Härtung nativer Module und Abhängigkeiten
Ein sauberer Abhängigkeitsbaum garantiert keine sichere Anwendung. Post-Install-Skripte in npm-Paketen werden mit den Berechtigungen Ihrer Entwicklungsmaschine ausgeführt, und native Module laufen mit den vollen Berechtigungen der App selbst.
Überprüfen Sie Ihr Dateninventar und wenden Sie eine strikte Datenminimierung an. Fordern Sie Berechtigungen nur bei Bedarf an und geben Sie dem Benutzer Kontext. Stellen Sie sicher, dass Abläufe zum Löschen von Konten und zum Datenexport funktionsfähig und konform mit modernen Datenschutzstandards sind.
Netzwerk- und Datenintegrität
Alle Daten, die aus externen Quellen in die Anwendung gelangen, sind nicht vertrauenswürdig. Dies umfasst Deep Links, Push-Benachrichtigungs-Payloads und QR-Code-Scans.

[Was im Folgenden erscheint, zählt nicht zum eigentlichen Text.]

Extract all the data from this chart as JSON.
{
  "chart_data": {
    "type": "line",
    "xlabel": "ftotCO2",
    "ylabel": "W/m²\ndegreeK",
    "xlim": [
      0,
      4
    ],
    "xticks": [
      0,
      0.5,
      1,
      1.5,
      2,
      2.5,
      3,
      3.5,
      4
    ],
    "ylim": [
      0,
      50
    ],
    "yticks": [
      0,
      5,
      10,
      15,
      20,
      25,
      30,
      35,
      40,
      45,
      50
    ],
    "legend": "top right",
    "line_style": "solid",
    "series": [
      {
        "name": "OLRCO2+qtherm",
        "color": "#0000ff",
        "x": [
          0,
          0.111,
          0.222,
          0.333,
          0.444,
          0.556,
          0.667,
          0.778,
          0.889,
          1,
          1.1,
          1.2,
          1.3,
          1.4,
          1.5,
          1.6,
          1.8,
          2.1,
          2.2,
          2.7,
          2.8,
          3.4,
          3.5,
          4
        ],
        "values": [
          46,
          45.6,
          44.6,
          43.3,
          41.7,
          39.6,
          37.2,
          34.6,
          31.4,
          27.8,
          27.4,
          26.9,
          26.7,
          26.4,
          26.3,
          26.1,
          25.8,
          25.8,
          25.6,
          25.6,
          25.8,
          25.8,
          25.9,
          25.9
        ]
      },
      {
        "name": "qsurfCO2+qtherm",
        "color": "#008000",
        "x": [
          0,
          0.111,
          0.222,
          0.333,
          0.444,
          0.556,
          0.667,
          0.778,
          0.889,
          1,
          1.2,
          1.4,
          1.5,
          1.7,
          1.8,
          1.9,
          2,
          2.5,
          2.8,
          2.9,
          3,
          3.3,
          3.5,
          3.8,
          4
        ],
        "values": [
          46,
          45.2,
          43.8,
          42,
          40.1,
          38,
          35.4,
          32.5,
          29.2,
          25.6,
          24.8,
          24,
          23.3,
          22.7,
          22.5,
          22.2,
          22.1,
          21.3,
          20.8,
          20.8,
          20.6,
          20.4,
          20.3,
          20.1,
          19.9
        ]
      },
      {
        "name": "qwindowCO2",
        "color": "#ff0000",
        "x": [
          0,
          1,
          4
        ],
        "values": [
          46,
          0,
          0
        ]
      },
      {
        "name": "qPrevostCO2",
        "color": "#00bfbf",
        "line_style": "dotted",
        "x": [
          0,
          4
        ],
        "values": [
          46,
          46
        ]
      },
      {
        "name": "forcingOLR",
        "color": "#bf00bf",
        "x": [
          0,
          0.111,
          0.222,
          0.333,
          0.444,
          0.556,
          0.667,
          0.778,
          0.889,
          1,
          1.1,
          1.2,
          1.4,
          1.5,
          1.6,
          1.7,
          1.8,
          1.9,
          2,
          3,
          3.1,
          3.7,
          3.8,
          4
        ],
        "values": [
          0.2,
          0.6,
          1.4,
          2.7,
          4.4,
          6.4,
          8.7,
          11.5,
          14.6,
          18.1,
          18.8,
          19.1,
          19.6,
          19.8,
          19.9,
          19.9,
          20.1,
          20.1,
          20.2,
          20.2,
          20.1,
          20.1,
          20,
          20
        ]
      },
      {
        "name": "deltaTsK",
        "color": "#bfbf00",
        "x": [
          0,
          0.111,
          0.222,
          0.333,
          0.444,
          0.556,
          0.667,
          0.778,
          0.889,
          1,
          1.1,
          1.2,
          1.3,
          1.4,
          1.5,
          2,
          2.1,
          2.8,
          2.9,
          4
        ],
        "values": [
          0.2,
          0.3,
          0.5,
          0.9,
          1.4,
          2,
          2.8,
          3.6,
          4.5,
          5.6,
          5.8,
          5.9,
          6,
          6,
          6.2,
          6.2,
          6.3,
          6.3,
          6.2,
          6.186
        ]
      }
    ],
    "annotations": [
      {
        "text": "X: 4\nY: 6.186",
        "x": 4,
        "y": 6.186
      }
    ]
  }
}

Validieren Sie Typ, Länge und Format aller Eingaben, bevor Sie diese verarbeiten.
Verwenden Sie für die lokale Datenspeicherung bei der Interaktion mit SQLite parametrisierte Abfragen, um SQL-Injection zu verhindern. Lehnen Sie bei der Handhabung von Netzwerkverkehr veraltete TLS-Versionen wie 1.0 und 1.1 serverseitig ab, um moderne Verschlüsselungsstandards durchzusetzen.
Sicherheit ist ein fortlaufender Verifizierungsprozess. Durch die Integration dieser Prüfungen in Ihren Entwicklungs-Workflow reduzieren Sie das Risiko gängiger Schwachstellen und bauen ein widerstandsfähigeres mobiles Ökosystem auf.